Design KPI tables, retention, rollups, timezone
Company: Nextdoor
Role: Data Engineer
Category: System Design
Difficulty: hard
Interview Round: Technical Screen
You are building a fast KPI dashboard for **Nextagram**. The raw tables are:
- **users**(user_id PK, username, created_at TIMESTAMP)
- **photos**(photo_id PK, user_id, created_at TIMESTAMP)
- **follows**(follower_user_id, followed_user_id, created_at TIMESTAMP)
Assume raw timestamps are stored in **PST** initially.
The dashboard is reported **daily** (one row per report date). Define the daily KPIs as:
- **new_users**: users created on that report date
- **new_users_change_vs_7d_ago**: new_users(today) − new_users(today − 7 days)
- **DAU**: distinct users who performed at least one “active” action that day (define “active” as: posted a photo OR followed someone)
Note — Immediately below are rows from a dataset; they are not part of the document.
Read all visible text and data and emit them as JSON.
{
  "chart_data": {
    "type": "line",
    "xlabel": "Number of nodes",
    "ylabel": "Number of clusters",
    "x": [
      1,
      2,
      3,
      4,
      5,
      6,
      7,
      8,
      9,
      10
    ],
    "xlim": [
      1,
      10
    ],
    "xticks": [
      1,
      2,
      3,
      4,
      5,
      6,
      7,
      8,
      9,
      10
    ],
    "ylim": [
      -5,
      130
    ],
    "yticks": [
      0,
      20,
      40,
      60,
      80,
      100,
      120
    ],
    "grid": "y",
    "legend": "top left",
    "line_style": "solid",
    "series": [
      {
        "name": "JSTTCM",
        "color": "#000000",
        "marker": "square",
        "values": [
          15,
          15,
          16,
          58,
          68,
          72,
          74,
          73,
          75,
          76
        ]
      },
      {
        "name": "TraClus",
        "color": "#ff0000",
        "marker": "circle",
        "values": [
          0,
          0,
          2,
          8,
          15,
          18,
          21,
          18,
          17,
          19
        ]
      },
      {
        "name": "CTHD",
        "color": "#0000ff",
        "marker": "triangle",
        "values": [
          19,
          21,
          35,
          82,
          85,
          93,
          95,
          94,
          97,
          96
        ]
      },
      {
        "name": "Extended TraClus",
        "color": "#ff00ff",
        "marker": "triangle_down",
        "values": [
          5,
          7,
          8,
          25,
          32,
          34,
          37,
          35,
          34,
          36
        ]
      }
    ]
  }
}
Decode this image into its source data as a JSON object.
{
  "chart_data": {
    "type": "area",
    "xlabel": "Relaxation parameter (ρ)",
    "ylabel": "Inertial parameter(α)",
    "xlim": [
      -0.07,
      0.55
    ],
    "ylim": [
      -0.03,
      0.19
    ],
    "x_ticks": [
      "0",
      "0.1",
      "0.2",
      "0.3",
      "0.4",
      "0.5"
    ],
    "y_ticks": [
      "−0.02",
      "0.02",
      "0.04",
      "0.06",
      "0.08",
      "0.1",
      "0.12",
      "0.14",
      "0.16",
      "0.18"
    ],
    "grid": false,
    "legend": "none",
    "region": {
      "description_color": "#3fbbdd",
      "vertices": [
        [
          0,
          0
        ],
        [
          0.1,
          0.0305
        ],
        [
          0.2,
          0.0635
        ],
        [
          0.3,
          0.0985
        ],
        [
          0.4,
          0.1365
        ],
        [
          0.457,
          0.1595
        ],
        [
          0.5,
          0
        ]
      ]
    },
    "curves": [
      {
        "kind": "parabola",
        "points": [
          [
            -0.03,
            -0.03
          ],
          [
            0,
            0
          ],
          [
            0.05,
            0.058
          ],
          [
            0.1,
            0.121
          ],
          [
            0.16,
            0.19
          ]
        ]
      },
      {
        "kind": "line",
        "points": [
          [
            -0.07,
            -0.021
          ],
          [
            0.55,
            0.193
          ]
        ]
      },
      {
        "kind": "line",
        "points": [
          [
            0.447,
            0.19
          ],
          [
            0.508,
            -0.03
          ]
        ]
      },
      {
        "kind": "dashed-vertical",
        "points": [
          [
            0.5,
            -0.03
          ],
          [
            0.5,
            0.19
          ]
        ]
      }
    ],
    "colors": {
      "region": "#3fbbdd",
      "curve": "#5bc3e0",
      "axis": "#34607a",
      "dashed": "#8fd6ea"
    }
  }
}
- **DAU_change_vs_7d_ago**
- **new_photos**: photos created on that report date
- **new_photos_per_DAU**: new_photos / DAU
- **new_photos_change_vs_7d_ago**
- **followers**: total number of follow relationships as-of end of that report date (i.e., cumulative count of rows in follows with created_at <= end_of_day)
- **%_users_with_0_followers**: percent of users whose follower count (inbound follows) is 0 as-of end of that date
- **%_users_with_1_2_followers**
- **%_users_with_3plus_followers**
Tasks:
**A) Data model / table design**
- Design the derived table(s) that power this dashboard for a huge dataset (fast reads).
- Specify table schemas (columns, grain, and keys), and what is precomputed.
- List key considerations (partitioning/clustering, incremental loads, idempotency, late-arriving data, correctness vs cost, etc.).
**B) Daily population strategy**
- Describe how you would populate/refresh these tables every day from the raw tables (high-level ETL steps; SQL/pseudocode is acceptable).
**C) Add 1-week retention**
- Add a **1-week retention** metric to the dashboard: for each cohort day D (users who joined on D), what fraction are active on D+7 (using the same “active” definition as DAU).
- Describe required table changes and how you would compute it efficiently.
**D) Switch to weekly rollups**
- The dashboard should support **weekly** rollups instead of daily. Describe what changes in the table design and computation (date grain, definitions of “change vs 7d ago”, handling partial weeks, etc.).
**E) Report in a different timezone**
- A New York office wants metrics reported in **EST** instead of PST. Describe what must change (timestamp storage, date boundaries, ETL windows, backfills, and how to avoid double-counting at day boundaries).
Quick Answer: This question evaluates data engineering and analytical-system design competencies, including derived table schema design, ETL and incremental load strategies, time-series rollups, cohort/retention analysis, aggregation correctness, and timezone-aware event handling, and it sits in the System Design / Data Engineering domain.